The phrase really stuck with me. I actually laughed when I heard it. Not because I thought it was silly, but because it made so much sense.

A state of trying harder.

A constant state of trying harder.

Forever striving forever reaching, constantly testing, breaking, improving. It’s an idea that I want to put faith into. There aren’t a lot of things I believe in, but I believe that of we put faith into people and ideas, it motivates us more to accomplish things.

To achieve a state of constant improvement is what I want to accomplish. And I gotta get there in order to finish a Triathlon, and whatever else after that.

Haven’t quite thought that far yet.

The Triathalon

A little more than a year ago, my best friend started a blog. It’s really interesting and insightful, and I encourage you to check it out.

She started the blog, because her friend (who is also a good friend) started a blog. It was a natural chain reaction. I saw how they got on with their stories, and thought that maybe I needed the catharsis that it provided. I tried, and I made a blog that lasted a few months. I never felt that it had the place in my life that it had in theirs, so I dropped it.

No big deal, I figure it’s happened to plenty of bloggers in the past. I need to refocus and really think about what I’m writing.

My last blog was focused on the fact that I weighed 250 pounds and couldn’t shake the weight. I still haven’t, actually, but that’s ok. This blog is probably going to have a bit of refocus on that, too. I lost track of goals. To be totally honest, I’ve never done well with goals. I never quite seem to meet them, so I don’t really set them. Or at least, I don’t commit to them. I’ve got some self-confidence issues.

But I’m trying to turn that around.

I went to FitBloggin’ 2013 a few weeks ago. Just like last year, it was fantastic. Everyone is a friend. To date, I’ve never been anywhere else that made me feel as included and welcome and comfortable. I wish every day were like that. I thank everyone there from the bottom of my stupid heart.
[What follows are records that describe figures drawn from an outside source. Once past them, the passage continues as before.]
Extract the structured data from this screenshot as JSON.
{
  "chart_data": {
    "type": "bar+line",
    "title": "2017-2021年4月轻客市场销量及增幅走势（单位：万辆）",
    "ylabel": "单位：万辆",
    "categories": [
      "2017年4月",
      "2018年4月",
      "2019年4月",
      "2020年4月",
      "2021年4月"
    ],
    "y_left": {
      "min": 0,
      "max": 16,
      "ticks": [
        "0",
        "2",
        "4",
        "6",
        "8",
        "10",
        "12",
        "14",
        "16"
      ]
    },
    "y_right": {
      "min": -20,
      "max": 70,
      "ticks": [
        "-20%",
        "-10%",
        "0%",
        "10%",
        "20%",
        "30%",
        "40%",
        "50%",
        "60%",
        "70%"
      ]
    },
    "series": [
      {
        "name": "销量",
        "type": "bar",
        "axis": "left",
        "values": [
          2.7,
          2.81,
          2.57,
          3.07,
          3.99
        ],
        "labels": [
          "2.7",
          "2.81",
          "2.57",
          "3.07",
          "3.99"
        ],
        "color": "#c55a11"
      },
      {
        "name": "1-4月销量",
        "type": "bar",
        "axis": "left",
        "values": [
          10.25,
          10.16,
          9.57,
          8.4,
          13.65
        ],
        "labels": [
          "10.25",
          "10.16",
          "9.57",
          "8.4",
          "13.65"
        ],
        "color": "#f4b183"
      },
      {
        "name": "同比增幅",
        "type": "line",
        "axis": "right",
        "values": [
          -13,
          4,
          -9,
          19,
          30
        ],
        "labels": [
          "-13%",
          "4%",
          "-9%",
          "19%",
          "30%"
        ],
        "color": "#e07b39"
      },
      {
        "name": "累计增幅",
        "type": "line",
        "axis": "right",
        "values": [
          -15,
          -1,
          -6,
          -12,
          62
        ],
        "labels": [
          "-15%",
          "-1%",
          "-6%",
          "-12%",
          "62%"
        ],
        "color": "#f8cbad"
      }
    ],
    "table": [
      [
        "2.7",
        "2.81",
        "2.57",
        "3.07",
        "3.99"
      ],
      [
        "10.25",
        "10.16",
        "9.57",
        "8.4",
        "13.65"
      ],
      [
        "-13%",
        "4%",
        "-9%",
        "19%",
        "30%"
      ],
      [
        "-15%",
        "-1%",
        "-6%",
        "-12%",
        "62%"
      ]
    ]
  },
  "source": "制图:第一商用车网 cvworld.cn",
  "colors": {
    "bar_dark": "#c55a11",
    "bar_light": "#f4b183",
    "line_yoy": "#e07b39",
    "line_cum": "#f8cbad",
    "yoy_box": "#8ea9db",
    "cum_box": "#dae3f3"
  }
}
While I was there, Stephanie, mentioned completing a Triathalon. She said it with such nonchalance that it struck me pretty good. ‘Triathalon’ just sound(ed) like marathon. Marathons are fuckin’ scary to me. Three miles is still pretty scary, to tell the truth. Steph (I hope it’s okay if I call her that, I haven’t cleared that yet, I think it’s fine though) told me in earnest that it ain’t that hard.

“Anyone can do it.” -Steph’s words (as dictated below; thanks, grl!)

Anyone? I think I’m anyone. I think I might be, yeah.

So I’ve decided to make a goal, and do my damnedest to actually stick to it. And I’m gonna write about it here.

This is the Triathalon I’m going to do.

Lake Hickory Y Triathalon

750 meter swim, 10 miles on a bike, and 3 miles on foot. Ish.

It’s in June. It’s going to suck, of that I have no doubt. But I have some time to get ready for it.

I should probably figure out how I’m gonna get ready for it.